The getPrincipal(context,username,gssCredential) method in JNDIRealm is designed to allow delegated credentials to be applied to the directory server connection as part of SPNEGO authentication. This is done by manipulation of a number of the directory context's environment parameters. However, as currently implemented, these environment parameters are forcibly cleared after the getUser() call regardless of whether the values were even changed (i.e. if isUseDelegatedCredential() returned false). If the container realm is defined to use GSSAPI authentication, only the first SPNEGO authentication request will succeed. All subsequent requests will fail with this exception: javax.naming.NamingException: [LDAP: error code 1 - 000004DC: LdapErr: DSID-0C0906DC, comment: In order to perform this operation a successful bind must be completed on the connection., data 0, v1db0 The exception is due to the Context.SECURITY_AUTHENTICATION being cleared by getPrincipal() - resulting in a attempted "simple" bind with no username/password (i.e. anonymous).

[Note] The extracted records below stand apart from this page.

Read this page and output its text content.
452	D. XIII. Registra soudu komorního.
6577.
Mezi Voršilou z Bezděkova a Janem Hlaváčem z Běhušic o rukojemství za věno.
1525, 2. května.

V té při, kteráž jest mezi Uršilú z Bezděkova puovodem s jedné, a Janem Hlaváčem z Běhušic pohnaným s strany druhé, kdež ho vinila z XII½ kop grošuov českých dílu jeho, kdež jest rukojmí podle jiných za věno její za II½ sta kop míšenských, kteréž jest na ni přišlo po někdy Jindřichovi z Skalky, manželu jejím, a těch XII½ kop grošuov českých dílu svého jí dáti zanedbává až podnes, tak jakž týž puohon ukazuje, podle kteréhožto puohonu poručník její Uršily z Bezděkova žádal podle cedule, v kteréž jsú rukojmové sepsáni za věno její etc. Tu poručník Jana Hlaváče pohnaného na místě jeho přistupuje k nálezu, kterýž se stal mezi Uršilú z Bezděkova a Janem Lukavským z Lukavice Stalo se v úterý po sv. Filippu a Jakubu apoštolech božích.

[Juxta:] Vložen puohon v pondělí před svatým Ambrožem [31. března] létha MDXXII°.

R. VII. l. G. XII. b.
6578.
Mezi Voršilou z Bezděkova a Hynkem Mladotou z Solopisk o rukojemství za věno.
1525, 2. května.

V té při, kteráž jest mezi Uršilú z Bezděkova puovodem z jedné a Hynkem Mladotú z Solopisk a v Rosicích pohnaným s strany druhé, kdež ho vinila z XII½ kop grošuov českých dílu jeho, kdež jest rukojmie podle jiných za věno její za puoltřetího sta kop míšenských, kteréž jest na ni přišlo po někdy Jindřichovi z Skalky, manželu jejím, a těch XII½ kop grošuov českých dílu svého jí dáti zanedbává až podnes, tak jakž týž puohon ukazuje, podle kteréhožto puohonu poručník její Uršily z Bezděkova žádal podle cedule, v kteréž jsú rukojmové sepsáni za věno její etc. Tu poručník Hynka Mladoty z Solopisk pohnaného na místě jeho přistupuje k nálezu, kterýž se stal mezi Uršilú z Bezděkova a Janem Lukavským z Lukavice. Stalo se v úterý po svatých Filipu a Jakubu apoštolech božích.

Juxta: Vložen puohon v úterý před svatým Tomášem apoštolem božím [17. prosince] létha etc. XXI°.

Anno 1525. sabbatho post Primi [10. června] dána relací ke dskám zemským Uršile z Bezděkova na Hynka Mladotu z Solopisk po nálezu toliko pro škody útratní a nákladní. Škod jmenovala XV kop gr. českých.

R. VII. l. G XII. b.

A workaround is to ensure that the connectionName and connectionPassword parameters are specified in the realm definition - however, if one is using GSSAPI - this shouldn't be necessary and certainly defeats the purpose of using GSSAPI in the first place. The code should preserve pre-existing environment parameters in the context before changing them, then restore those values afterwards - rather than just clearing the settings completely.
Created attachment 30671 [details] Patch to restore context params Here is a proposed patch for JNDIRealm.java which resolves the issue for me.
Thanks for the report and the patch. Fixed in trunk and 7.0.x and will be included in 7.0.43 onwards.